MAPE <- function(predicted, actual){
mape <- mean(abs((actual - predicted)/actual))*100
return (mape)
}
actuals <- wallboxes_jan_aug_DT
start_date <- as.Date("2022-01-08")
end_date <- as.Date("2022-01-22")
predicted_date <- list() # the date I tried to predict will get stored in this list
predictions <- list() # the predictions will get stored in this list
real_values <- list() # the actual values will get stored in this list
errors <- list() # the MAE for each model will get stored in this list
mape_errors <- list() # the MAPE for each model will get stored in this list
i <- 1
while (end_date <= as.Date("2022-08-21")) {
# print(paste('Currently calculating prediction for', end_date))
# use only the last 14 days to train a RF model
training <- actuals[Date >= start_date & Date < end_date,]
test <- actuals[actuals$Date == end_date]
rf_model <- train(total_power ~ . - Date,
data = training,
method = "ranger")
pred <- predict(rf_model, newdata = test) # predict 1 day
predictions[[i]] <- pred # store the prediction
predicted_date[[i]] <- end_date
actual <- test$total_power
real_values[[i]] <- actual
errors[[i]] <- abs(actual - pred) # store the difference between actual and predicted value
mape_errors[[i]] <- MAPE(pred, actual)
i <- i+1
start_date <- start_date + 1
end_date <- end_date + 1
}
mean_absolute_error <- mean(unlist(errors))
mean_absolute_error## [1] 69.67681
mean_absolute_percentage_error <- mean(unlist(mape_errors))
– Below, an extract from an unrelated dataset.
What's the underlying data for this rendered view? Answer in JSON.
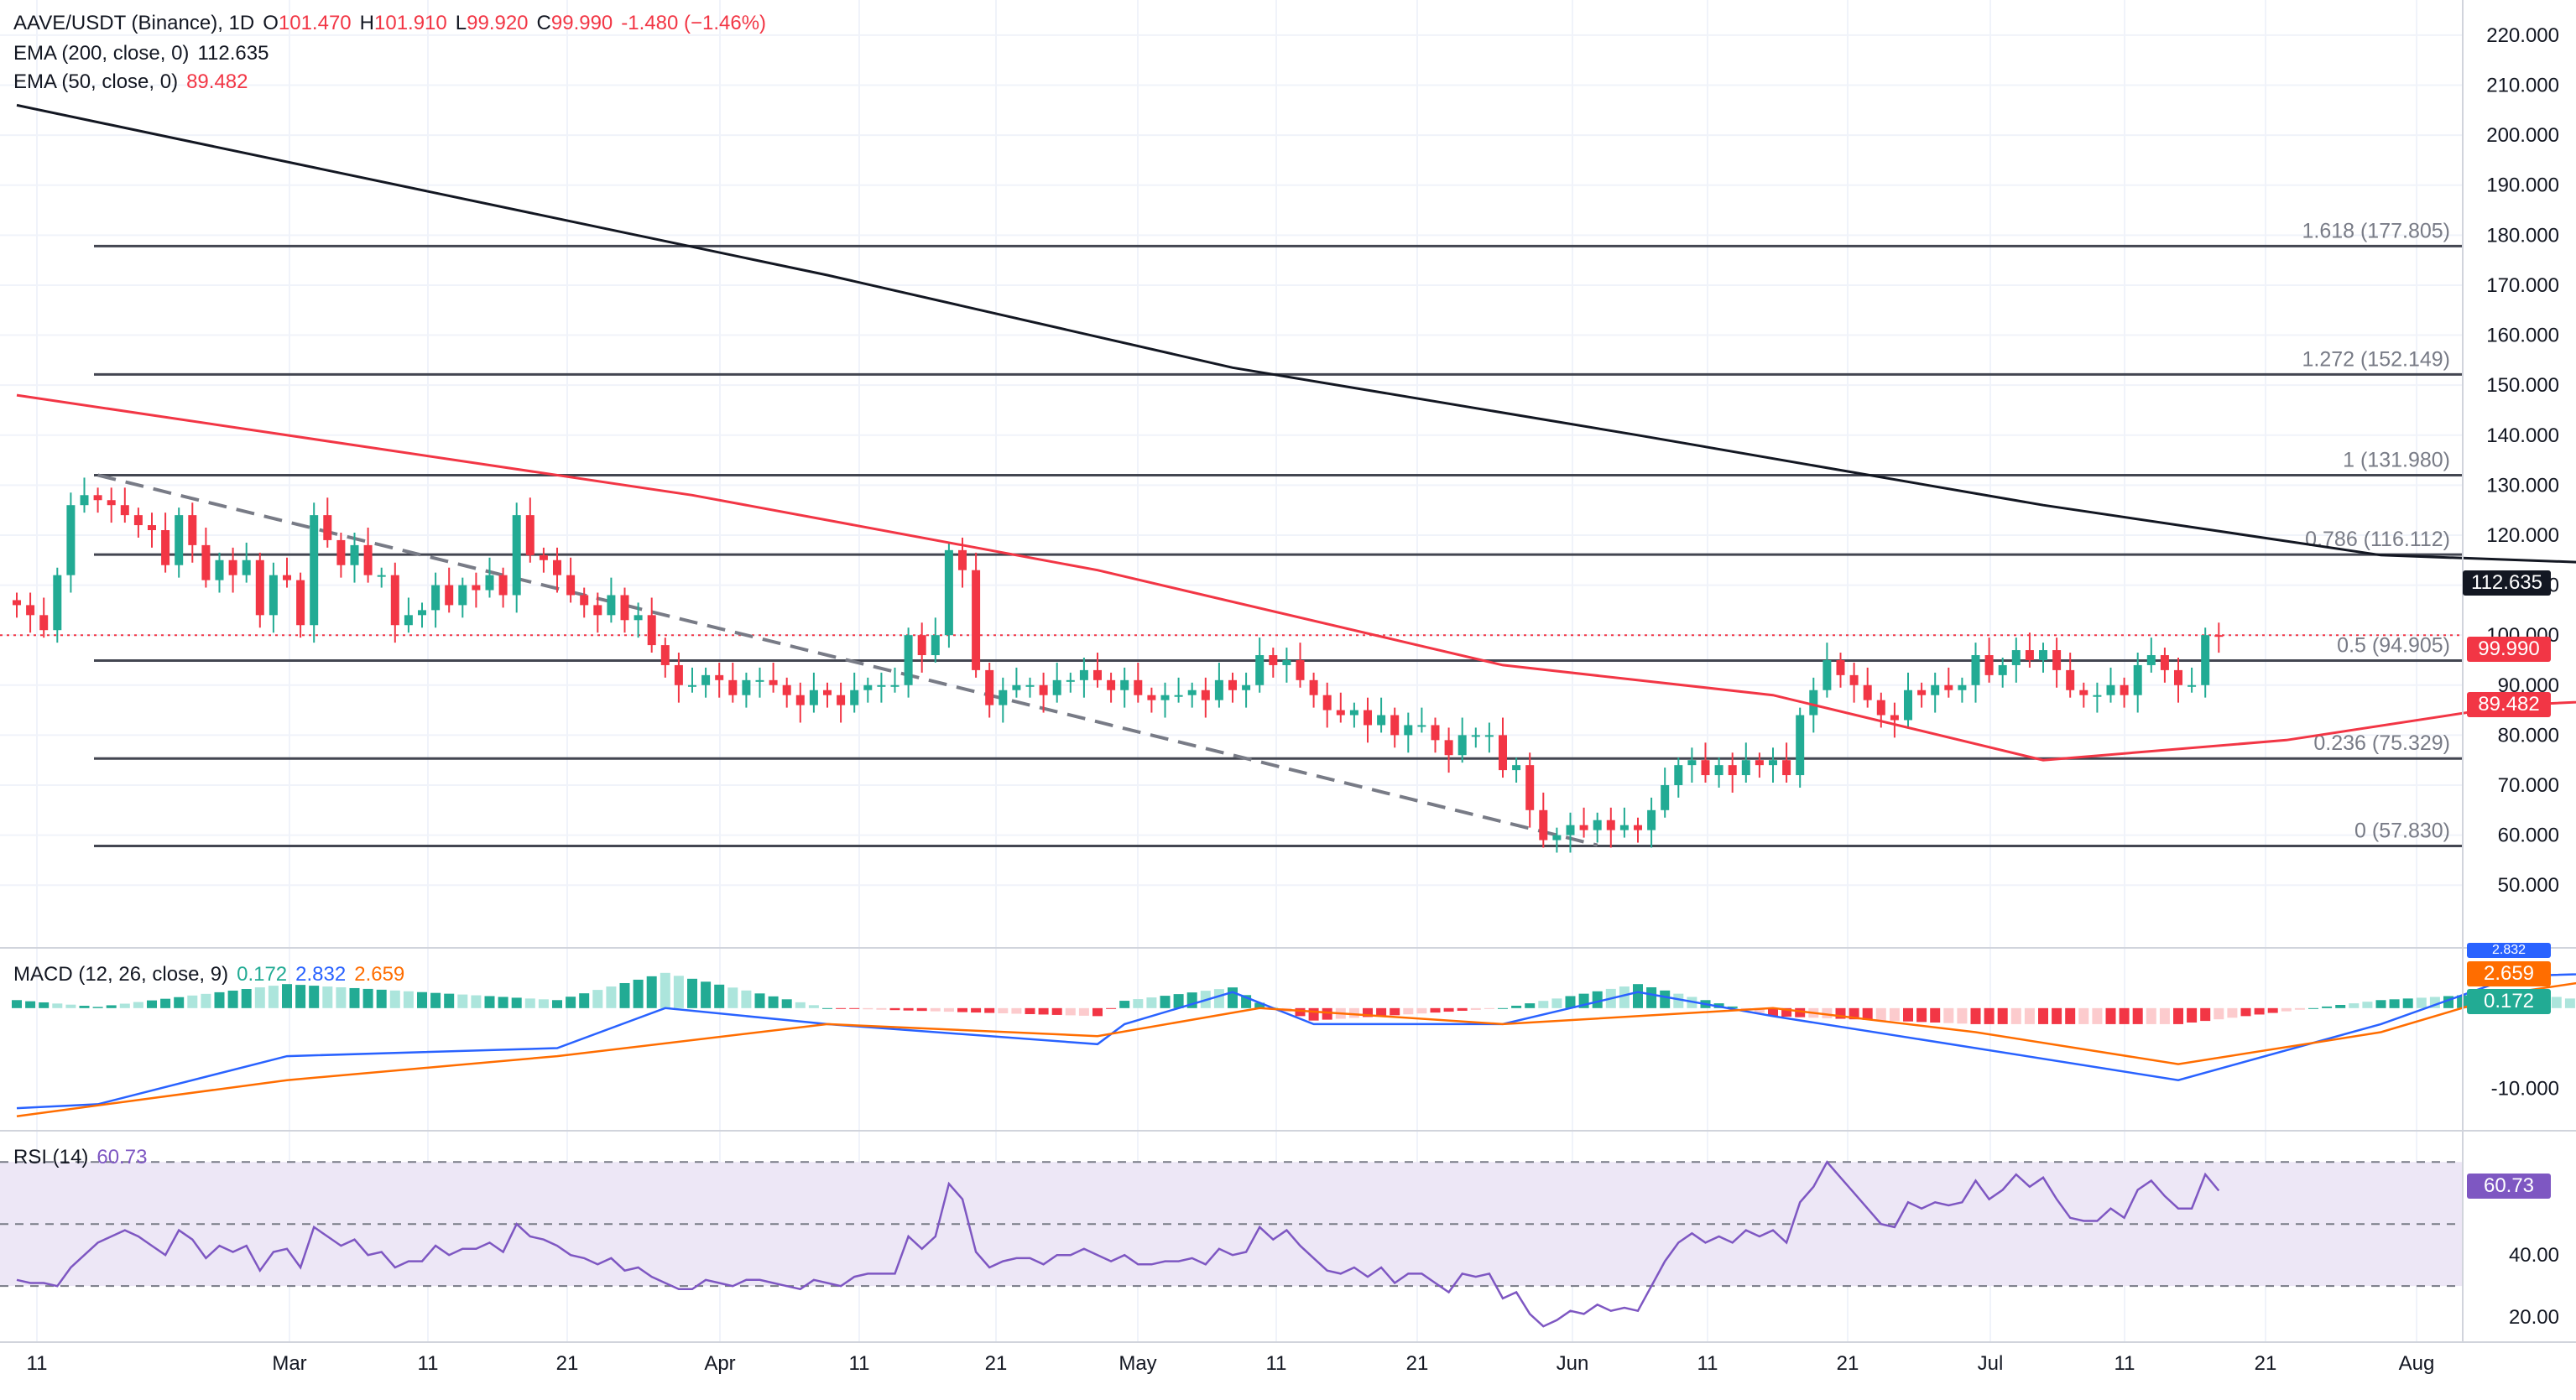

mean_absolute_percentage_error## [1] 70.3704
Let’s also look at a plot to better visualize the results. The first plot uses lines+markers to better identify the single points, the second one only uses lines.
# lines+markers
plot_ly() %>%
add_trace(x = ~predicted_date, y = ~real_values, name = 'Actuals', type = 'scatter', mode = 'lines+markers') %>%
add_trace(x = ~predicted_date, y = ~predictions, name = 'Predictions', type = 'scatter', mode = 'lines+markers') %>%
layout(title = 'RF predictions using the last 14 days', xaxis = list(title="Date"), yaxis =list(title="kWh"))# only lines
plot_ly() %>%
add_trace(x = ~predicted_date, y = ~real_values, name = 'Actuals', type = 'scatter', mode = 'lines') %>%
add_trace(x = ~predicted_date, y = ~predictions, name = 'Predictions', type = 'scatter', mode = 'lines') %>%
layout(title = 'RF predictions using the last 14 days', xaxis = list(title="Date"), yaxis =list(title="kWh"))